His name was Ezra Cross. He was an investigative journalist with kind eyes and a bad habit of digging into city hall’s closed files. He found her because he was looking into Silas Vane’s sudden bankruptcy and the mysterious Queen of Diamonds. He found her again because she let him. He had a way of saying her name—Destiny—like it wasn’t a warning label. Like it was just a word for someone he wanted to know.
She broke that last one herself.
She didn’t run. She finished her coffee, paid the janitor’s pension out of her own pocket (thirty-seven thousand dollars, cash), and walked into the rain. She called Hale from a payphone. destiny deville
There was a long silence. Then: “Twelve hours.”
She grew up in the sprawl of Veridian Heights, a city that glittered like a new coin but smelled like old regrets. Her mother worked double shifts at the plastics plant, and her father was a photograph on the mantel—handsome, gone, and never discussed.
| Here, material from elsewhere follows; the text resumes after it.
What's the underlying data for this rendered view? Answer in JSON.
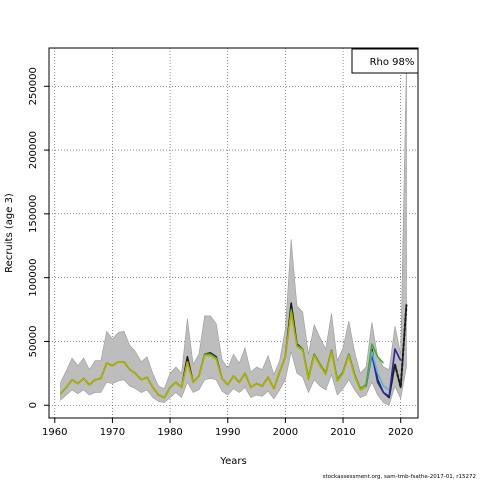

Destiny learned early that the world gave nothing for free. If you wanted a better hand, you had to learn to stack the deck. His name was Ezra Cross
She had a lot of work to do.
Her real gift, though, wasn’t theft. It was reading people. She could sit in a diner booth across from a mark and know, within three minutes, what they wanted most: respect, revenge, escape, love. And once she knew what they wanted, she could sell it to them—usually at a price that left them grateful and her golden. He found her again because she let him
She’d show up in a different dress each time, always red, always sharp. She’d listen without pity—she hated pity—and then she’d sketch a plan on a napkin. No violence, if she could help it. Just pressure, leverage, and the long game. She had a rule: never take from anyone who can’t afford to lose. And never, ever fall in love with the work.